Au milieu de la pièce se trouve un charmant petit berceau, peint en bleu turquoise…et bien qu’il soit vide, il est plein de rêves…L’ombre qu’il projette est faite d’or, et des fleurs dorées éclosent scintillantes de ses barreaux. Dans un autre angle de la pièce, une échelle faite d’os fragiles grimpe jusqu’au plafond. Ailleurs, des perles colorées sont suspendues par grappes et impriment sur le mur l'ombre d'une instruction : -fermez les yeux. Ce sont les rêves de Julia Pallone, une jeune artiste Française vivant a Cork dont l‘exposition « Half Asleep » - une exploration des limites entre la veille et le sommeil- est en ce moment au Centre d’art de Ballina. C’est une présentation de rêves, mais les rêves de Julia ne sont pas sombres, ou des choses monstrueuses secouant les barreaux d’un subconscient Freudien. Ce sont plutot de ces rêves charmants et fragiles qui apparaissent quand le premier soleil penètre dans la chambre, que les oiseaux sont sur le toit, et qu’une abeille se cogne contre la vitre…Dans ses dessins de dormeurs emmêlés dans leurs couettes (ou des images pleines d'humour « germent » des draps), Julia célèbre une beauté essentielle de l’existence humaine – que nous pouvons occuper plus d’un monde simultanément, et traverser  de vastes plages de temps et d ‘espace sans même sortir du lit.

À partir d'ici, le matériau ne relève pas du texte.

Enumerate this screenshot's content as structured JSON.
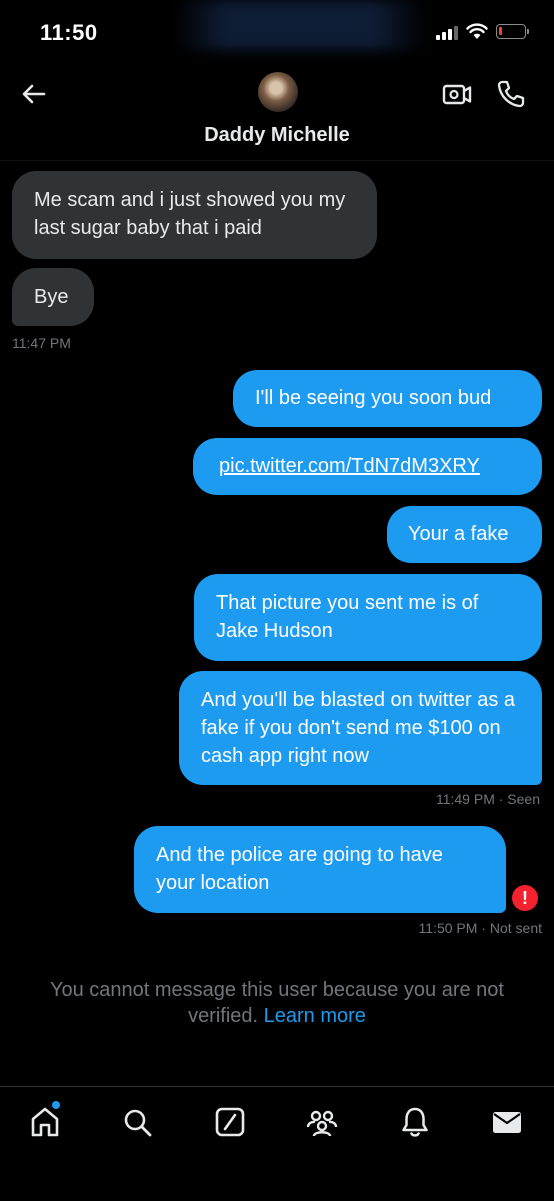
{
  "status_bar": {
    "time": "11:50",
    "battery_level": 0.12,
    "colors": {
      "battery_low": "#ff3b30"
    }
  },
  "header": {
    "title": "Daddy Michelle",
    "back_icon": "arrow-left-icon",
    "video_icon": "video-call-icon",
    "phone_icon": "phone-icon"
  },
  "messages": [
    {
      "direction": "in",
      "text": "Me scam and i just showed you my last sugar baby that i paid"
    },
    {
      "direction": "in",
      "text": "Bye"
    },
    {
      "type": "timestamp",
      "text": "11:47 PM"
    },
    {
      "direction": "out",
      "text": "I'll be seeing you soon bud"
    },
    {
      "direction": "out",
      "text": "pic.twitter.com/TdN7dM3XRY",
      "link": true
    },
    {
      "direction": "out",
      "text": "Your a fake"
    },
    {
      "direction": "out",
      "text": "That picture you sent me is of Jake Hudson"
    },
    {
      "direction": "out",
      "text": "And you'll be blasted on twitter as a fake if you don't send me $100 on cash app right now"
    },
    {
      "type": "timestamp",
      "text": "11:49 PM · Seen"
    },
    {
      "direction": "out",
      "text": "And the police are going to have your location"
    },
    {
      "type": "timestamp",
      "text": "11:50 PM · Not sent"
    }
  ],
  "error_icon": "!",
  "notice": {
    "text": "You cannot message this user because you are not verified. ",
    "link": "Learn more"
  },
  "tab_bar": {
    "items": [
      "home-icon",
      "search-icon",
      "grok-icon",
      "communities-icon",
      "notifications-icon",
      "messages-icon"
    ]
  },
  "colors": {
    "background": "#000000",
    "incoming_bubble": "#2f3336",
    "outgoing_bubble": "#1d9bf0",
    "meta_text": "#71767b",
    "error": "#f4212e"
  }
}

Stephanie Barbon, Curator, for the exhibition "A la Surface de l'eau", parcours d'art contemporain de Fontenay-le-Comte, France.

Le travail de Julia Pallone, artiste qui fut en résidence à la Maison Chevolleau en 2003, se situe dans plusieurs domaines (dessins, installations, constructions ou performances), et développe une vision poétique du monde, empreinte de fragilité. Elle procède par analogie, ressemblance ou évocation d’idées. En s’inspirant de rêves et de mythologies, d’histoires et de géographies,  elle crée des images où les mondes végétal, animal et humain se mêlent ; où les univers se pénètrent, précaire tentative d’investir un lieu, voire de le traverser. Son travail s’oriente vers la notion d’excroissance, du corps et de ses possibles transformations. Les images de Julia Pallone matérialisent souvent une « transition », un « passage » d’un état à un autre, d’une croyance à une autre... lieu ou quelque chose peut poindre ou un renversement advenir.

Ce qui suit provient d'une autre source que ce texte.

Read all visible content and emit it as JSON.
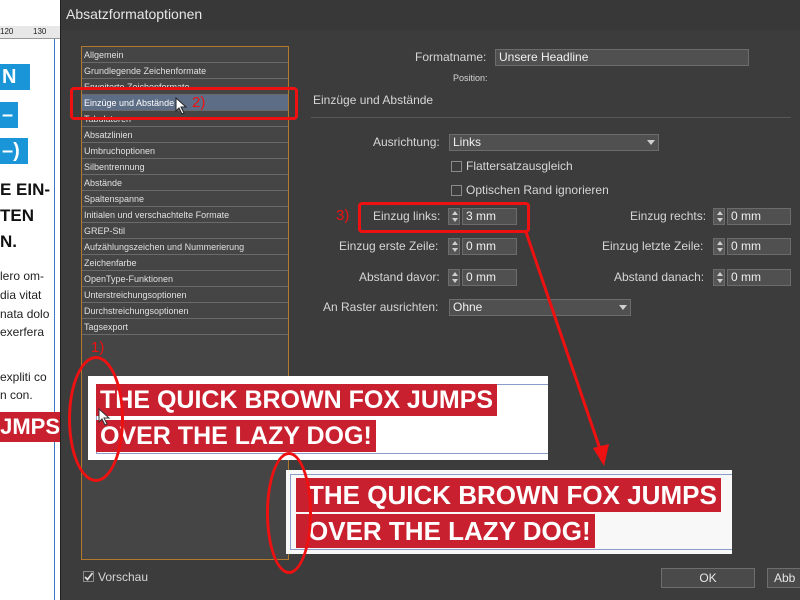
{
  "background_doc": {
    "ruler": [
      "120",
      "130"
    ],
    "blue_labels": [
      "N",
      "–",
      "–)"
    ],
    "heading_lines": [
      "E EIN-",
      "TEN",
      "N."
    ],
    "body_lines": [
      "lero om-",
      "dia vitat",
      "nata dolo",
      "exerfera",
      "expliti co",
      "n con."
    ],
    "red_text": "JMPS"
  },
  "dialog": {
    "title": "Absatzformatoptionen",
    "categories": [
      "Allgemein",
      "Grundlegende Zeichenformate",
      "Erweiterte Zeichenformate",
      "Einzüge und Abstände",
      "Tabulatoren",
      "Absatzlinien",
      "Umbruchoptionen",
      "Silbentrennung",
      "Abstände",
      "Spaltenspanne",
      "Initialen und verschachtelte Formate",
      "GREP-Stil",
      "Aufzählungszeichen und Nummerierung",
      "Zeichenfarbe",
      "OpenType-Funktionen",
      "Unterstreichungsoptionen",
      "Durchstreichungsoptionen",
      "Tagsexport"
    ],
    "selected_category": "Einzüge und Abstände",
    "formatname_label": "Formatname:",
    "formatname_value": "Unsere Headline",
    "position_label": "Position:",
    "section_title": "Einzüge und Abstände",
    "ausrichtung_label": "Ausrichtung:",
    "ausrichtung_value": "Links",
    "flattersatz_label": "Flattersatzausgleich",
    "optischer_rand_label": "Optischen Rand ignorieren",
    "einzug_links_label": "Einzug links:",
    "einzug_links_value": "3 mm",
    "einzug_rechts_label": "Einzug rechts:",
    "einzug_rechts_value": "0 mm",
    "einzug_erste_label": "Einzug erste Zeile:",
    "einzug_erste_value": "0 mm",
    "einzug_letzte_label": "Einzug letzte Zeile:",
    "einzug_letzte_value": "0 mm",
    "abstand_davor_label": "Abstand davor:",
    "abstand_davor_value": "0 mm",
    "abstand_danach_label": "Abstand danach:",
    "abstand_danach_value": "0 mm",
    "raster_label": "An Raster ausrichten:",
    "raster_value": "Ohne",
    "vorschau_label": "Vorschau",
    "vorschau_checked": true,
    "ok_label": "OK",
    "abbrechen_label": "Abb"
  },
  "annotations": {
    "step1": "1)",
    "step2": "2)",
    "step3": "3)",
    "color": "#ee1111"
  },
  "samples": {
    "line1": "THE QUICK BROWN FOX JUMPS",
    "line2": "OVER THE LAZY DOG!",
    "color": "#c8202f"
  },
  "colors": {
    "dialog_bg": "#3c3c3c",
    "selected_bg": "#5c6d85",
    "list_border": "#b07a2c",
    "doc_blue": "#1a95d8"
  }
}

Le triptyque photographique présenté sur la façade du bâtiment des Bains s’intitule « Je voulais qu’en ouvrant la bouche elle fasse un arc-en-ciel ». Cette série d’images montre un modèle nu, physiquement absorbé par un fond coloré. Les images sont ambiguës ; il n’y a cependant pas  d’effets spéciaux, il s’agit juste d’encres colorées se dissolvant dans l’eau. Ce triptyque peut être interprété de différentes façons : il peut faire référence à l’idée du fond et de la forme, à l’idée de noyade, de disparition, et même de suicide. Il peut aussi se référer  à des images de l’Histoire de l’Art, de la peinture de la Renaissance Italienne, à l’Histoire du Nu, ou encore aux icônes de l’Art Religieux.